Yes, thank you. Thank you, Guillaume. So I mean, you're right. We generated €1.6 billion of free cash flow in H1 and we are forecasting to generate €1.4 billion in H2 to go to the guidance of €3 billion. And it's true that with higher deliveries, you would expect better free cash flow in H2, at least free cash flow from operations. The thing to keep in mind is, number one, we have some costs which are more backloaded. I am thinking about CapEx. When we said there would be a slight increase year-on-year versus last year, we still don't see it in H1 and we think it's going to happen in H2. So first, CapEx backloaded.

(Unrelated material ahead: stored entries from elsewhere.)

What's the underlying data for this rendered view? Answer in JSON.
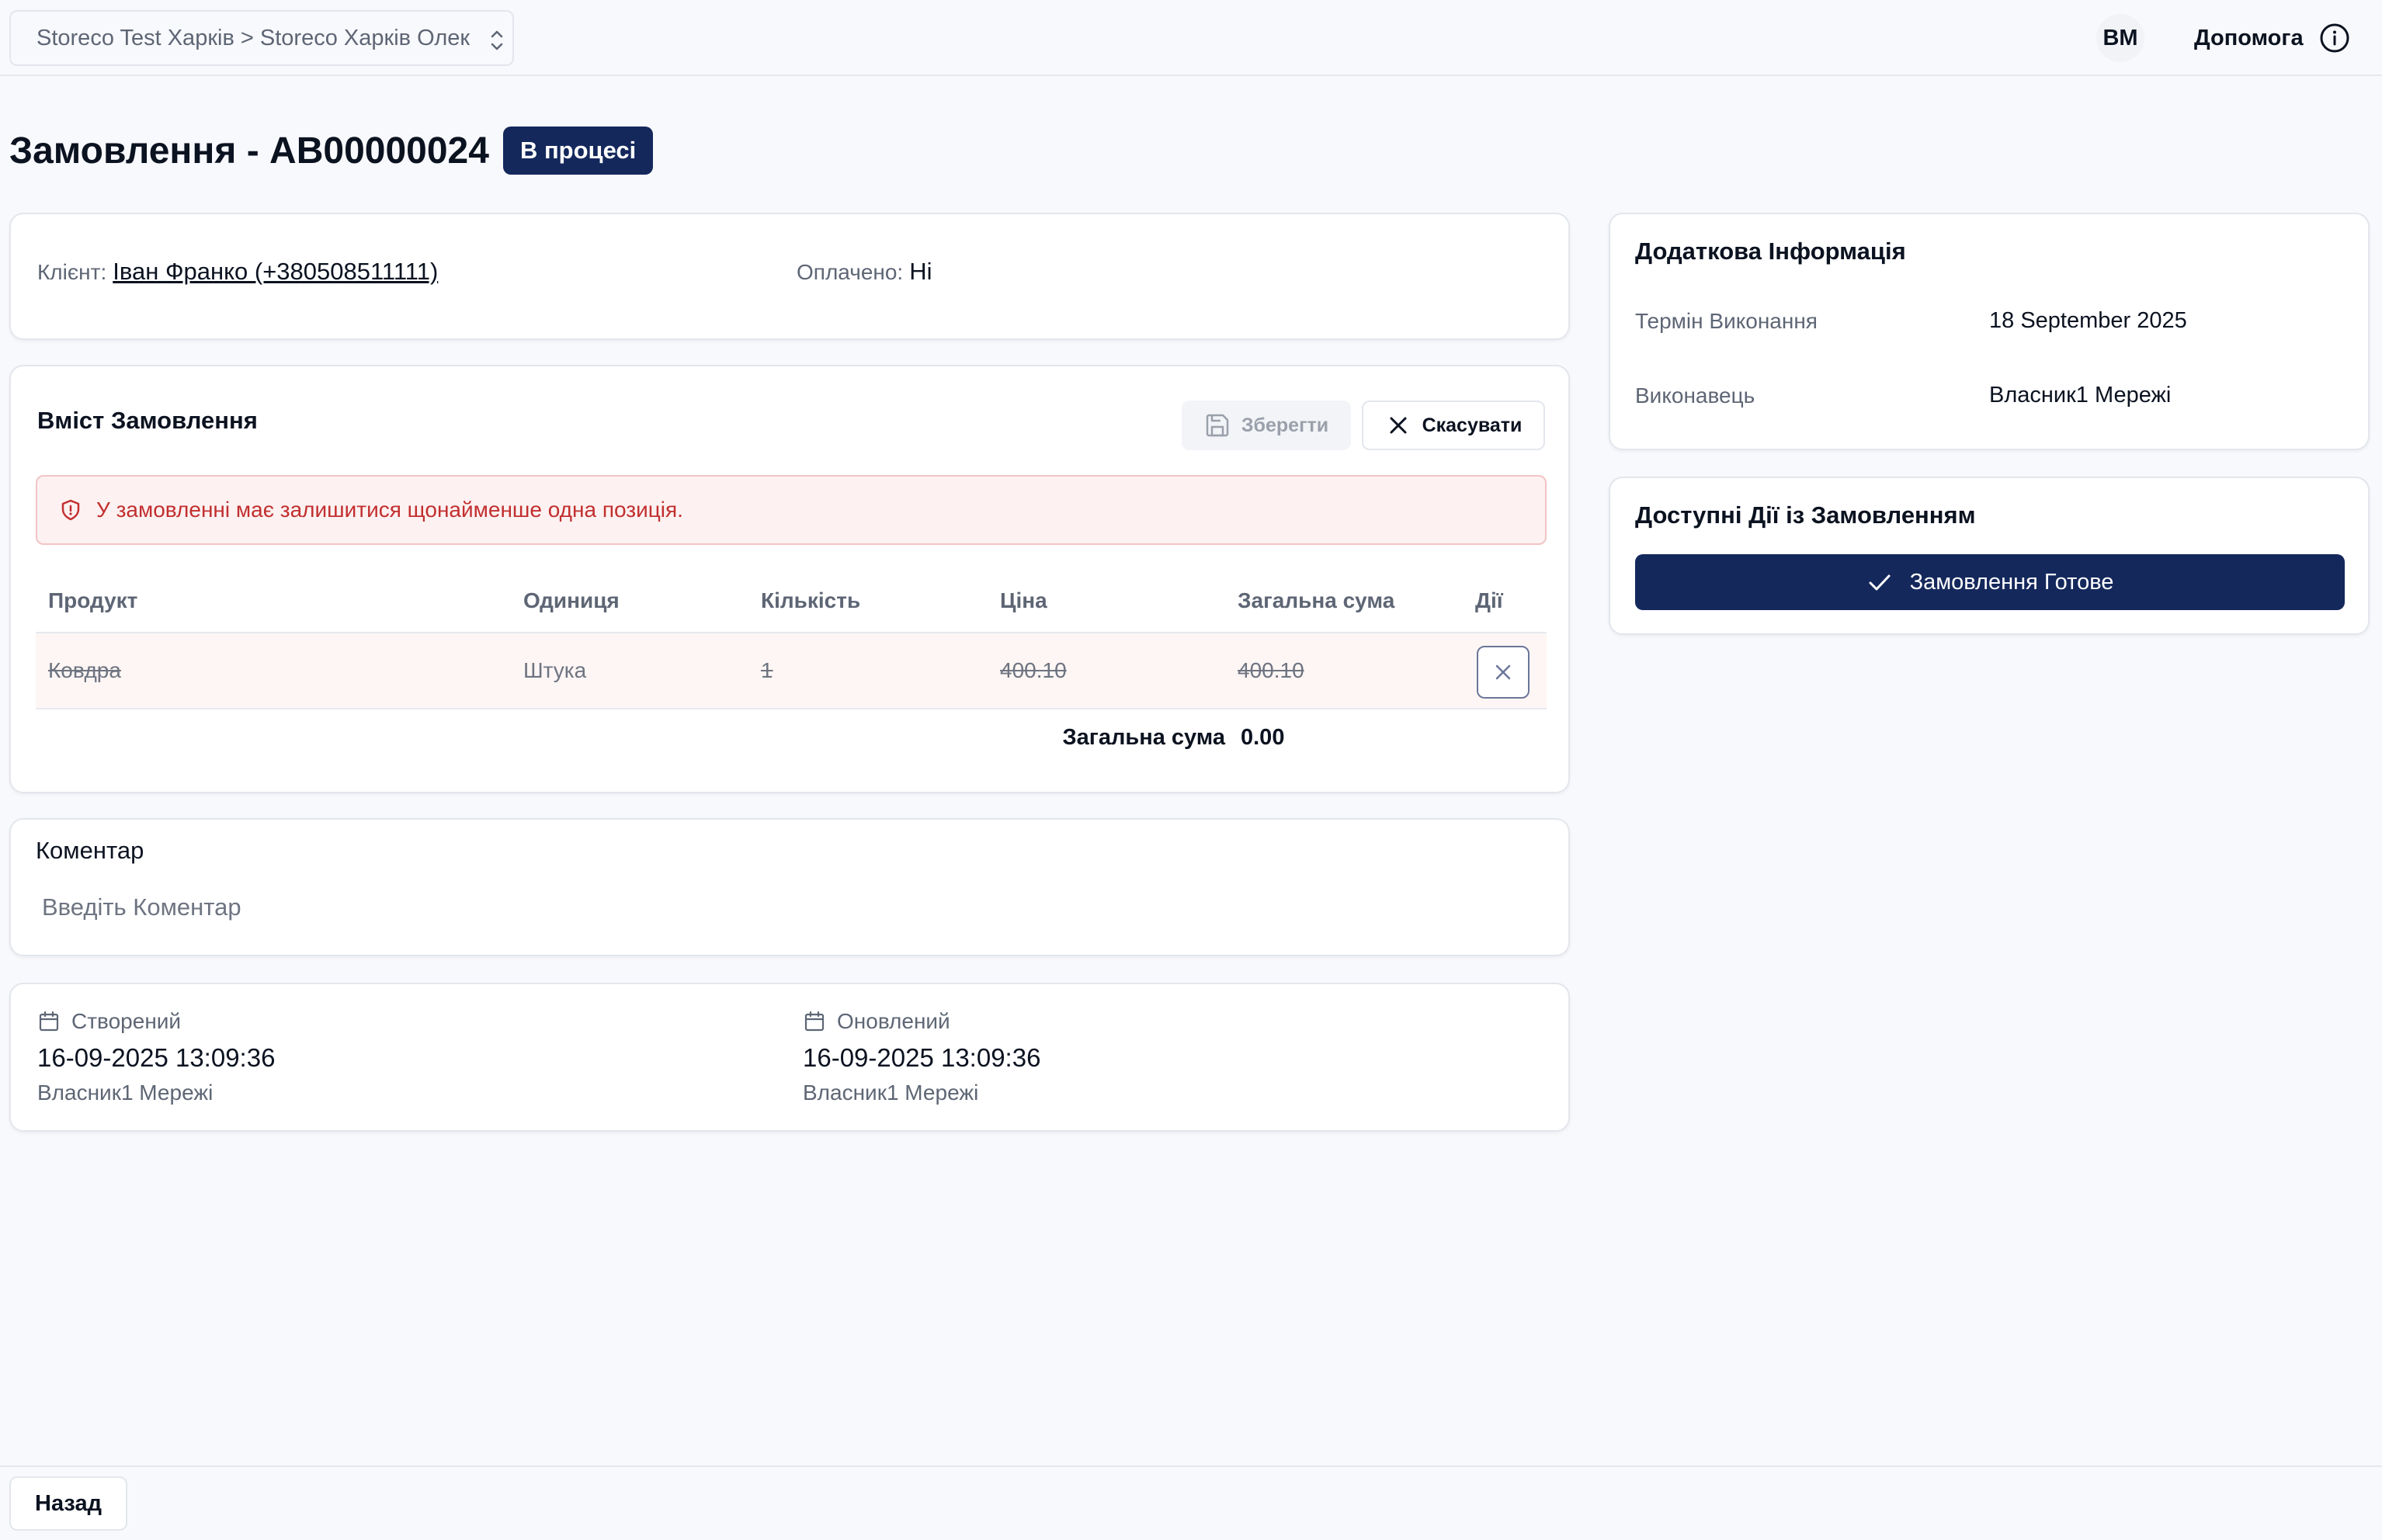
{
  "header": {
    "store_selector": "Storeco Test Харків > Storeco Харків Олек",
    "avatar_initials": "ВМ",
    "help_label": "Допомога"
  },
  "order": {
    "title": "Замовлення - AB00000024",
    "status": "В процесі"
  },
  "client_card": {
    "client_label": "Клієнт:",
    "client_value": "Іван Франко (+380508511111)",
    "paid_label": "Оплачено:",
    "paid_value": "Ні"
  },
  "content": {
    "title": "Вміст Замовлення",
    "save_label": "Зберегти",
    "cancel_label": "Скасувати",
    "alert": "У замовленні має залишитися щонайменше одна позиція.",
    "columns": [
      "Продукт",
      "Одиниця",
      "Кількість",
      "Ціна",
      "Загальна сума",
      "Дії"
    ],
    "rows": [
      {
        "product": "Ковдра",
        "unit": "Штука",
        "quantity": "1",
        "price": "400.10",
        "total": "400.10"
      }
    ],
    "total_label": "Загальна сума",
    "total_value": "0.00"
  },
  "comment": {
    "title": "Коментар",
    "placeholder": "Введіть Коментар",
    "value": ""
  },
  "dates": {
    "created_label": "Створений",
    "created_value": "16-09-2025 13:09:36",
    "created_by": "Власник1 Мережі",
    "updated_label": "Оновлений",
    "updated_value": "16-09-2025 13:09:36",
    "updated_by": "Власник1 Мережі"
  },
  "info": {
    "title": "Додаткова Інформація",
    "deadline_label": "Термін Виконання",
    "deadline_value": "18 September 2025",
    "executor_label": "Виконавець",
    "executor_value": "Власник1 Мережі"
  },
  "actions": {
    "title": "Доступні Дії із Замовленням",
    "ready_label": "Замовлення Готове"
  },
  "footer": {
    "back_label": "Назад"
  },
  "colors": {
    "brand": "#14285c",
    "alert_text": "#c22f2f",
    "alert_bg": "#fdf1f1"
  }
}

The second payment which will be backloaded, is the tax. There was almost a very few cash out in H1. And most of the cash payment will happen in H2. But I guess the biggest one is that in H1, we benefited from the very positive order intake. You remember the order intake at Le Bourget, for instance, the Paris Air Show, it came with PDPs, pre-delivery payments. And this tailwind will not repeat in H2 '23. And that's why we want to maintain the guidance of €3 billion; [indiscernible] reasonable at this stage.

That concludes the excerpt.